Donald Trump dit n’avoir rien à se reprocher pour la lenteur de son administration à prendre des mesures pour dépister et freiner la progression du coronavirus. Il dit avoir hérité du système mis en place par l’administration Obama ; système qui était devenu obsolète.

Peut-être le système méritait une modernisation, mais il était encore utile. Les experts du Conseil national de sécurité des États-Unis avertissaient constamment l’administration Trump qu’il était nécessaire de se préparer à une prochaine pandémie virale dont on ignorait la date mais qui allait inexorablement se produire.

Mais le président Trump n’était pas inquiet. Il a aboli l’Unité du Conseil national de sécurité consacrée à la préparation à une pandémie virale, ce qui a stupéfait Beth Cameron qui a déjà dirigé cette unité.
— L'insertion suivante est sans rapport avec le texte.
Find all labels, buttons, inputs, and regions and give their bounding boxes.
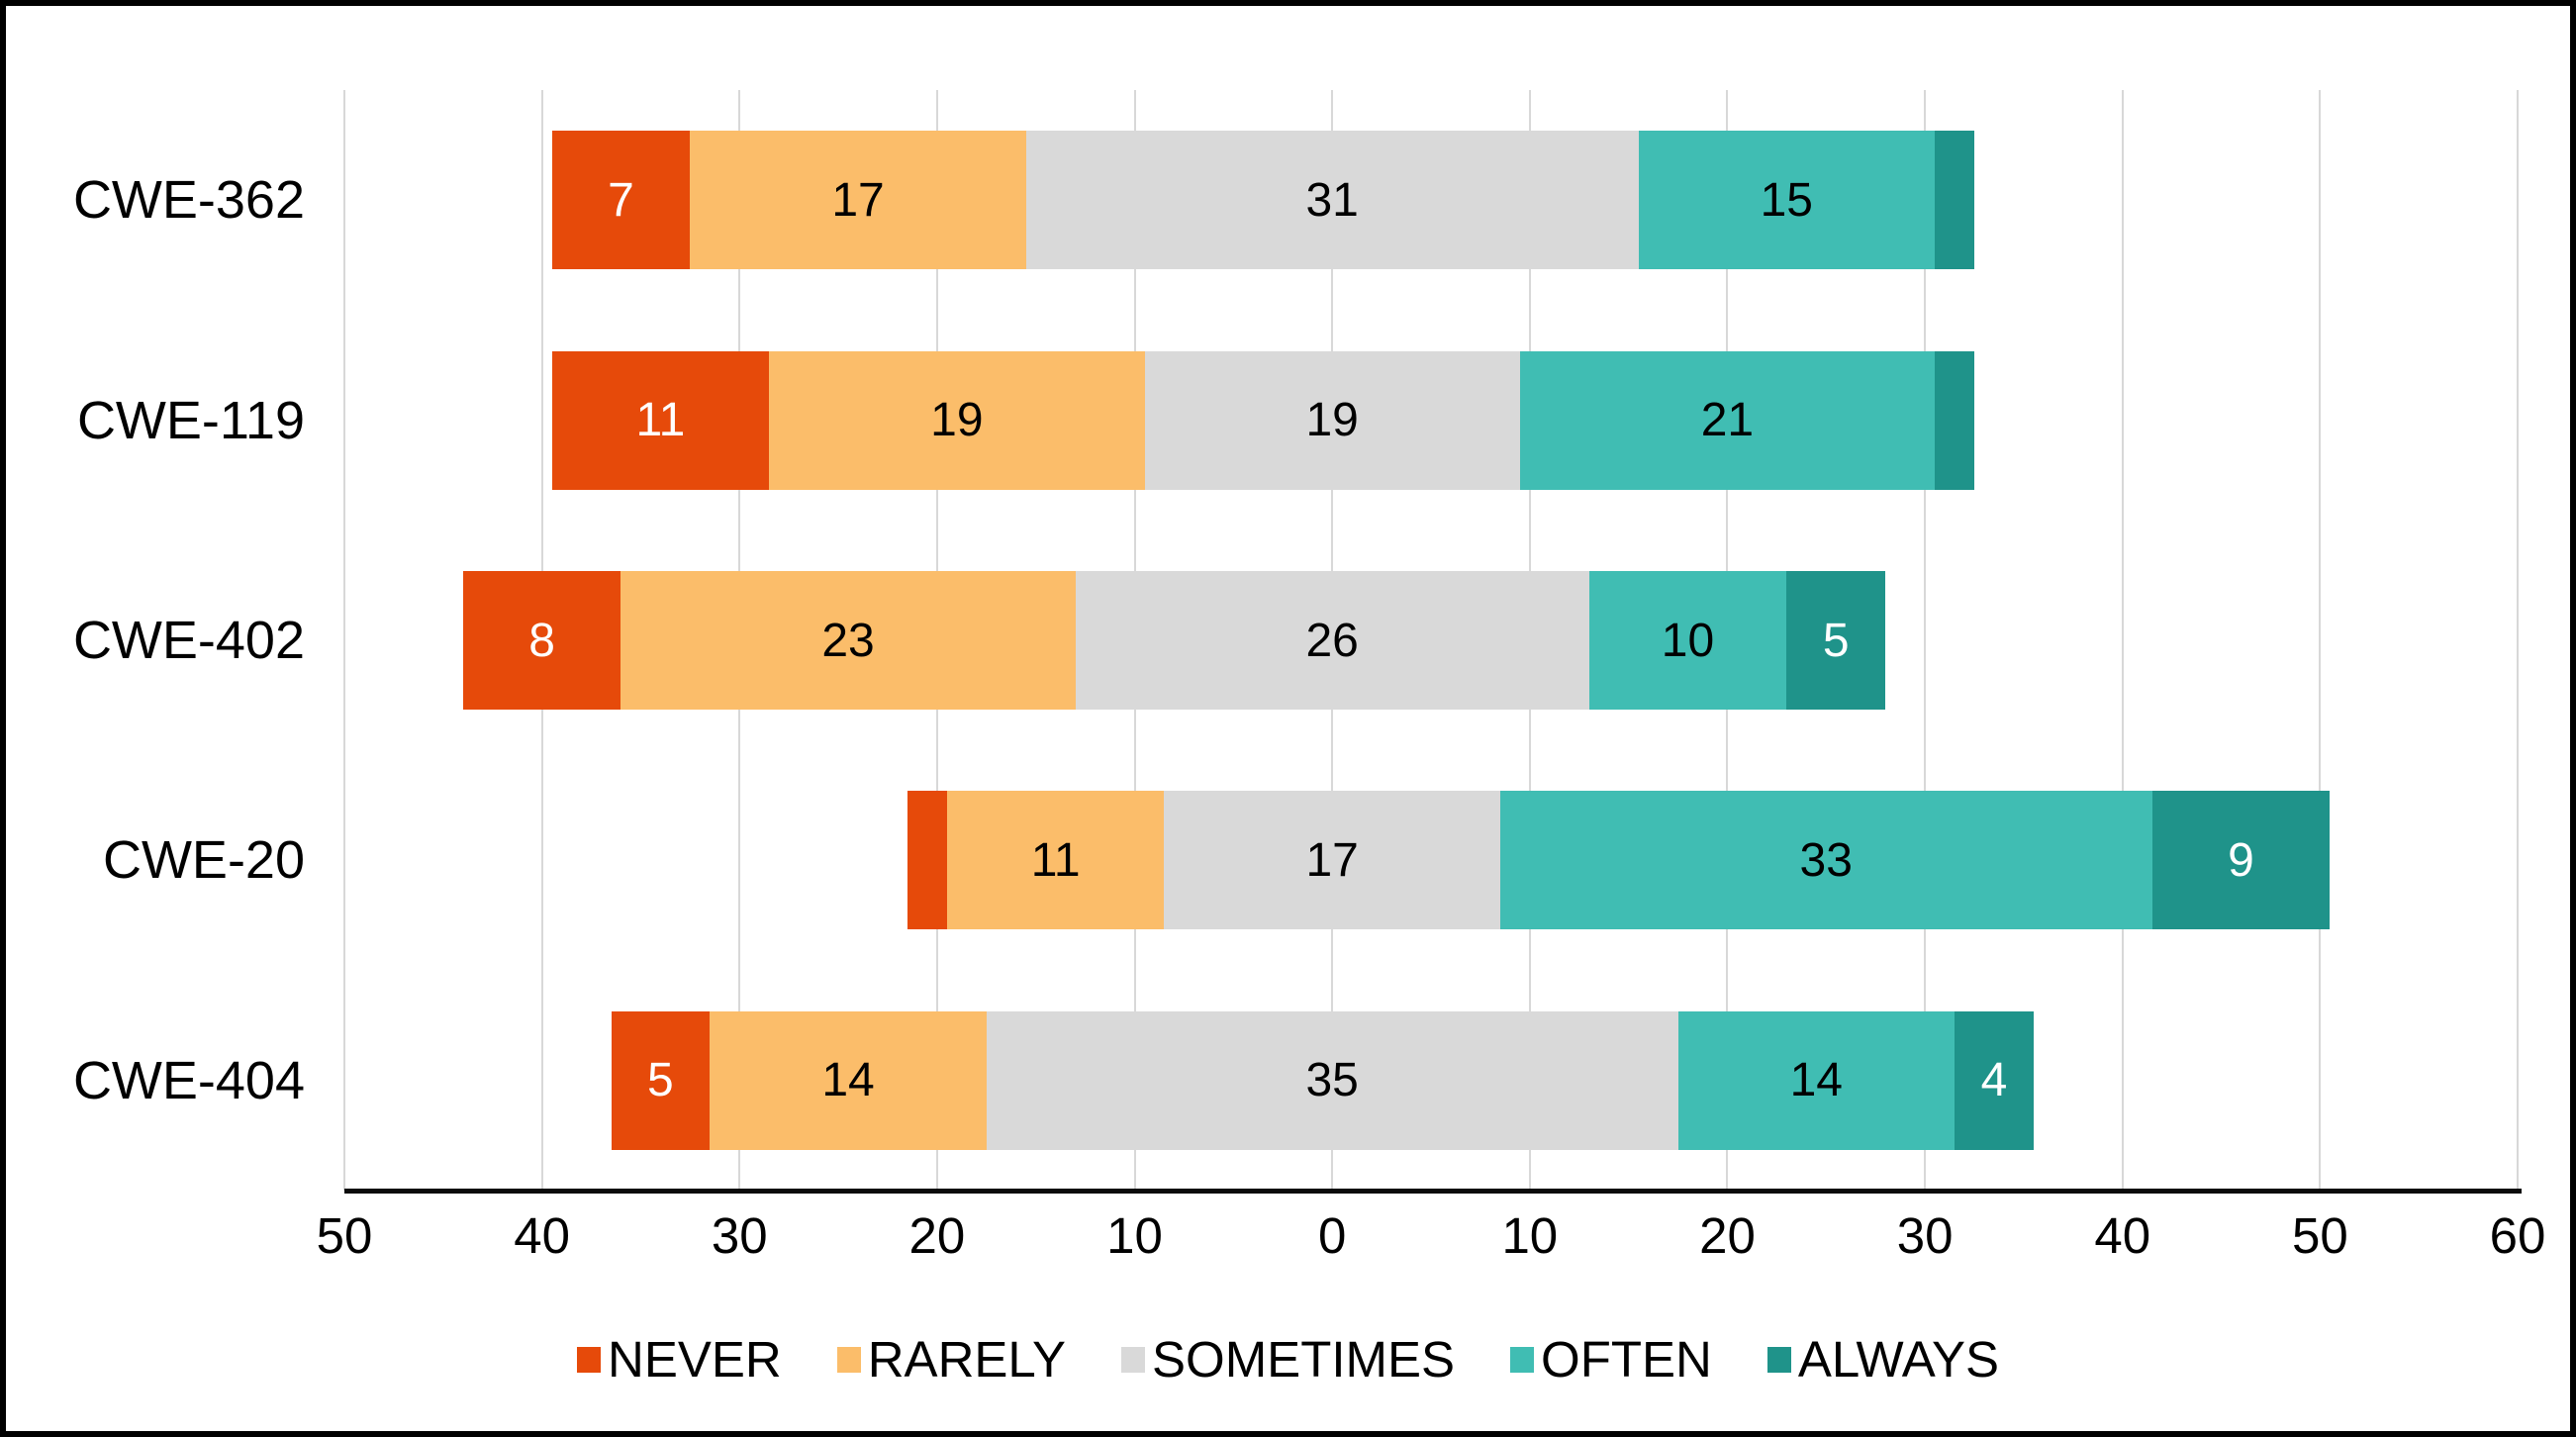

Beth Cameron affirme que cette unité surveillait les grippes virales en Chine et l’évolution de la fièvre jaune en Angola.

Selon elle, l’abolition de cette unité explique pourquoi l’Amérique a réagi aussi lentement à l’apparition du coronavirus.

Mais même si l’unité de préparation à la pandémie avait conservé tout son financement, il est clair qu’il était fondamental que le président Trump réalise la gravité de la situation et prenne les mesures nécessaires pour détecter le coronavirus et en limiter la propagation.

L’effondrement boursier et Joe Biden

Il aura peut-être fallu l’effondrement des marchés et le spectre grandissant de Joe Biden pour réveiller le président Trump.

Mais le réveil a eu lieu et il est spectaculaire.

Le milliardaire a déclaré l’état d’urgence, débloqué 50 milliards pour lutter contre l’épidémie, conclu des accords public-privé pour la mise en place de centres de dépistage et il s’est soumis à l’un de ces tests. Il n’a pas le coronavirus.

Un virus dévastateur

Compte tenu du caractère extrêmement contagieux du coronavirus, toutes ces initiatives sont non seulement bien accueillies, elles sont essentielles.

Les centres de dépistage ont beaucoup de pain sur la planche. Plus de 2700 cas d’infection au coronavirus ont été rapportés et la dépistage massif n’a pas encore commencé.

Mais s’il parvient à limiter les dégâts dans l’attente d’un vaccin éliminant le coronavirus, Donald Trump pourra peut-être du même coup, sauver sa présidence.